Projeções da IFI (Instituição Fiscal Independente) indicam que, sem mudanças estruturais nas contas públicas, a dívida bruta poderá atingir 115% do PIB em 2036. Segundo a instituição, seria necessário manter um superavit primário de 2,1% do PIB para estabilizar a relação entre dívida e PIB. No cenário mais otimista, esse resultado só seria alcançado depois de 2029.

Análise do economista e ex-presidente do Banco dos Brics Marcos Troyjo mostra que o Brasil apresenta a pior trajetória da dívida pública entre as 10 maiores economias emergentes. Esse cenário reforça a necessidade de atenção por parte do setor produtivo, que depende de um ambiente macroeconômico estável para planejar suas atividades.

Impacto no comércio local

A deterioração fiscal pode levar a aumentos de impostos ou cortes de gastos que afetam diretamente o consumo e a atividade econômica no interior paulista. Cidades como Araçatuba, Birigui e Penápolis, com forte presença de comércio e indústria, são sensíveis às oscilações da política econômica nacional.

Entidades como ACSP, CDL e Sebrae acompanham de perto as discussões sobre o equilíbrio das contas públicas, pois a sustentabilidade da dívida é condição para a manutenção de juros baixos e do emprego formal.

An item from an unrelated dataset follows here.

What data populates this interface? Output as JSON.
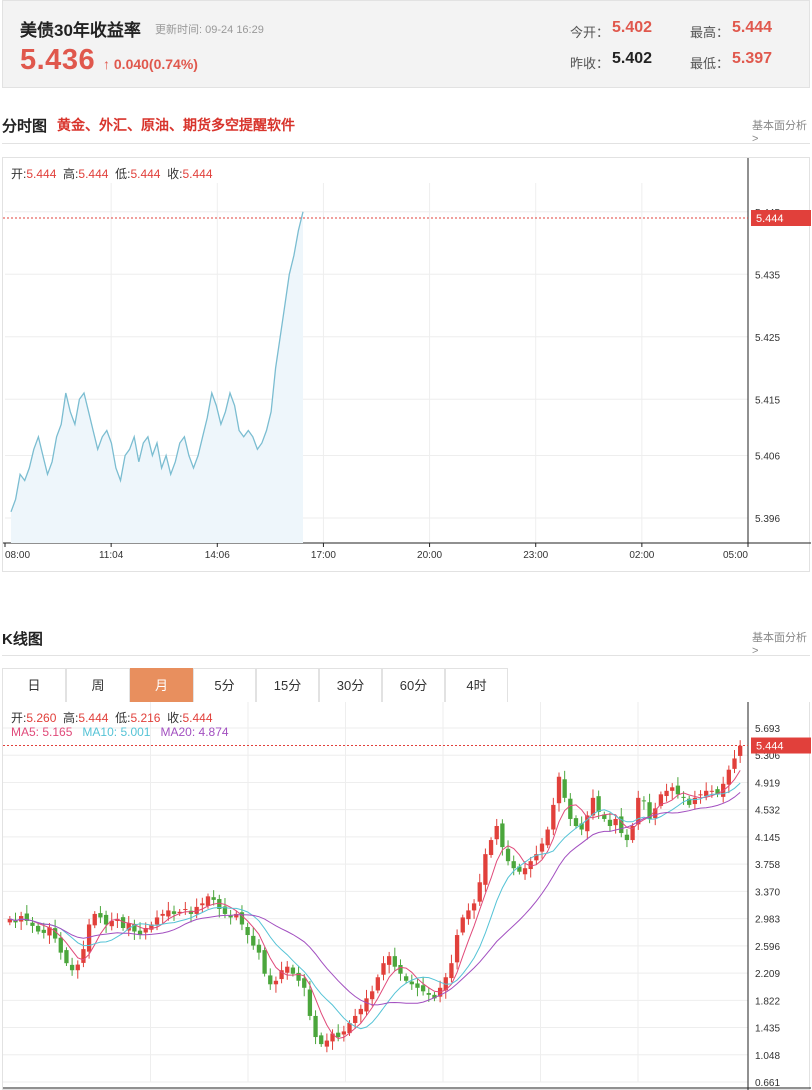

A declaração do presidente, ao minimizar o rombo, pode gerar incertezas adicionais para os agentes econômicos.

Perguntas Frequentes

O que Lula disse sobre o tamanho da dívida pública do Brasil?

Lula minimizou o tamanho do rombo, afirmando que a dívida bruta do governo geral (DBGG) de 81,9% do PIB é ‘pequena’ se comparada a outros países, como os Estados Unidos.

Por que a comparação de Lula com países como EUA e Japão é criticada?

Porque nesses países a infraestrutura já está completa, o nível educacional é alto e as economias são estabilizadas, o que permite dever muito sem pagar juros altos; o Brasil gastou 8,8% do PIB com juros em 2024, o maior percentual do G20.

Qual é a projeção para a dívida pública brasileira se não houver mudanças estruturais?

Projeções da IFI indicam que a dívida bruta poderá atingir 115% do PIB em 2036, e seria necessário um superávit primário de 2,1% do PIB para estabilizar a relação dívida/PIB.